The municipal tax authority is regulated by the Constitution, Law 55 of 1973, Act 106 of 1973 as amended by Act 52 of 1984, and in the Municipal Agreements, special laws and the rulings of the Supreme Court in constitutional and administrative proceedings.

Article 245 of the National Constitution is the rule that regulates municipal tax authority. This article indicates that “thereare municipal taxes that have no effect outside the district, but thelaw may establish exceptions for certain municipal taxes despite having this issue … . ” (The emphasis is ours).

Articles 74, 75 and 76 of Law 106 of 1973 allows municipalities to raise taxes for the activities and services that are developed within a district. These articles follow the tax principle contained in Article 52 of the Constitution, which states that taxes may only be imposed by the state authority over its subjects under law.

In Panama, situations have persisted for decades where municipal authorities have insisted on the payment of taxes by the contractors who build roads. The municipalities in these cases, under the assumption of Article 75, paragraph 21 of Law 106 of 1973, have asked contractors to pay a tax for the construction of roads and highways that ranges from 1% to 2% of the value of the work.

Let us first define the taxing power. The taxing power is “the potential to coercively obtain cash benefits from individuals and to require performance of the duties necessary to obtain those benefits”. Following this vein, the municipal taxing power is derived and emanates only from the law and has been recognized by the Court in all of its decisions.

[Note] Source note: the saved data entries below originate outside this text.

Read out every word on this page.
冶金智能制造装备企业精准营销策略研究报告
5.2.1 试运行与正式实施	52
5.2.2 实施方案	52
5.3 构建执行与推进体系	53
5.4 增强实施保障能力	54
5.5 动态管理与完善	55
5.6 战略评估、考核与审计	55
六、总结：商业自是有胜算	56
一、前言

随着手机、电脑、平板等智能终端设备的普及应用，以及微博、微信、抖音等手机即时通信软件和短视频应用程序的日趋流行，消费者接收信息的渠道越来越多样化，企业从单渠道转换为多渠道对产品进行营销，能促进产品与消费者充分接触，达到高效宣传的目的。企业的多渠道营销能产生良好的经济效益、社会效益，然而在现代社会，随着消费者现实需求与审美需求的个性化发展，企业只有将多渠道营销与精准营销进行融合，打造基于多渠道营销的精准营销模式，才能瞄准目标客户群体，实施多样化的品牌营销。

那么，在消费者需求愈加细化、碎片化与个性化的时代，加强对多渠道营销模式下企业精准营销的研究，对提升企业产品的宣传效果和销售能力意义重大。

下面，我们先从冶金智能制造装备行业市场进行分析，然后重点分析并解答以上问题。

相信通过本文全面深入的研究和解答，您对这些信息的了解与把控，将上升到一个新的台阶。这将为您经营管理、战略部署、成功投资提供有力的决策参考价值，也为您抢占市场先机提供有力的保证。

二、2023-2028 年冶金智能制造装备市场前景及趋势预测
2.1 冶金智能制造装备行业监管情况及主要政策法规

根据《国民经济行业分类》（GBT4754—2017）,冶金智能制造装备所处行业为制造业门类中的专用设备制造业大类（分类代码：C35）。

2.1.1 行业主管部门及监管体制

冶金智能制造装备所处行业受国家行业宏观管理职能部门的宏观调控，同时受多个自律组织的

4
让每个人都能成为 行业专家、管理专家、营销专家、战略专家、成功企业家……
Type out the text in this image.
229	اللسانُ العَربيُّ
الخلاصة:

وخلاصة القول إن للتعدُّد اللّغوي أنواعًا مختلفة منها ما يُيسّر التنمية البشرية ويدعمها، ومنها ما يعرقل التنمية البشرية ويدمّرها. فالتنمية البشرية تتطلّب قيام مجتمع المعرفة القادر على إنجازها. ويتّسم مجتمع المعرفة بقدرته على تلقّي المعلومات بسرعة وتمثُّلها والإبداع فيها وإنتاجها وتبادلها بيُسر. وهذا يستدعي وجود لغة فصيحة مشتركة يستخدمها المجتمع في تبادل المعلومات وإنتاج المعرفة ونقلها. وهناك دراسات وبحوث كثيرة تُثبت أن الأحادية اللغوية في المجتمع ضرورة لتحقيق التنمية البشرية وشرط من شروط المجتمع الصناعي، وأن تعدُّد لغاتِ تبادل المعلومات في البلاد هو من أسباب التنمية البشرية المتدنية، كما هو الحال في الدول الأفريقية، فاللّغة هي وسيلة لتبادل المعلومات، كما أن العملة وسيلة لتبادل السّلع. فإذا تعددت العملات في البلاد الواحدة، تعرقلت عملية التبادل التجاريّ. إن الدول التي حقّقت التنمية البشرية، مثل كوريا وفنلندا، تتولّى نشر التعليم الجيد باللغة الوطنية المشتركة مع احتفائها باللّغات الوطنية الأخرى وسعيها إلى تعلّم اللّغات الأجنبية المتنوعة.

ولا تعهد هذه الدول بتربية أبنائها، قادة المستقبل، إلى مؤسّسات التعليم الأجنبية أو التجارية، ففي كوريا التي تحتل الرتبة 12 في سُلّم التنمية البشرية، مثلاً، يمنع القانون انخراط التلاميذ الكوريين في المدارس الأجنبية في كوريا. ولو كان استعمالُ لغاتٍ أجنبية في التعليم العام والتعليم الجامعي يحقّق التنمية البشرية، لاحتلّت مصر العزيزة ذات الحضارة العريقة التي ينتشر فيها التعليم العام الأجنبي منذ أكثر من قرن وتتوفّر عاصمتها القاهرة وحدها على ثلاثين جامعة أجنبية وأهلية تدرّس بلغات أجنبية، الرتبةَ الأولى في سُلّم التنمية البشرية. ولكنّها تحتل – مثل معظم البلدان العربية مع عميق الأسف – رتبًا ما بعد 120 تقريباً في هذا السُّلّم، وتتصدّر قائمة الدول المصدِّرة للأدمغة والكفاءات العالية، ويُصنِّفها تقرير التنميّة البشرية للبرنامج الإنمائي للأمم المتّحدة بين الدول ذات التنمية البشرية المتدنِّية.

While the government’s taxing power is original, it is unlimited in the creation of taxes and emanates from the sovereignty of the State.

Municipalities cannot create taxes that do not exist in Act 106 of 1973, because its taxing power is derivative and not sovereign. In other words, the Constitution and the Act expressly state which activities or properties may be subject to taxes; not among them are infrastructure works carried out by the Central Government.

The Full Bench of the Supreme Court has indicated in several judgments dated February 26, 1993; February 8, 1994; March 20, 1997; September 19, 1997; October 22, 2009; and October 4, 2007; among others, that: “works that are national in character cannot be burdened by municipal taxes by virtue of the transcendence that they possess.”

As a solution to the problem of municipal tax collection, the Court in a judgment of December 30, 2011, recommended that the corresponding Councils verify each individual case, especially where there are works of road construction with national incidence or outside districts. On the one hand, there may be a special law that covers this work, thereby exempting it from the payment of municipal taxes or national taxes; and on the other hand, only a special law would impose a municipal tax and allow the city to collect the tax, even when the works are outside districts.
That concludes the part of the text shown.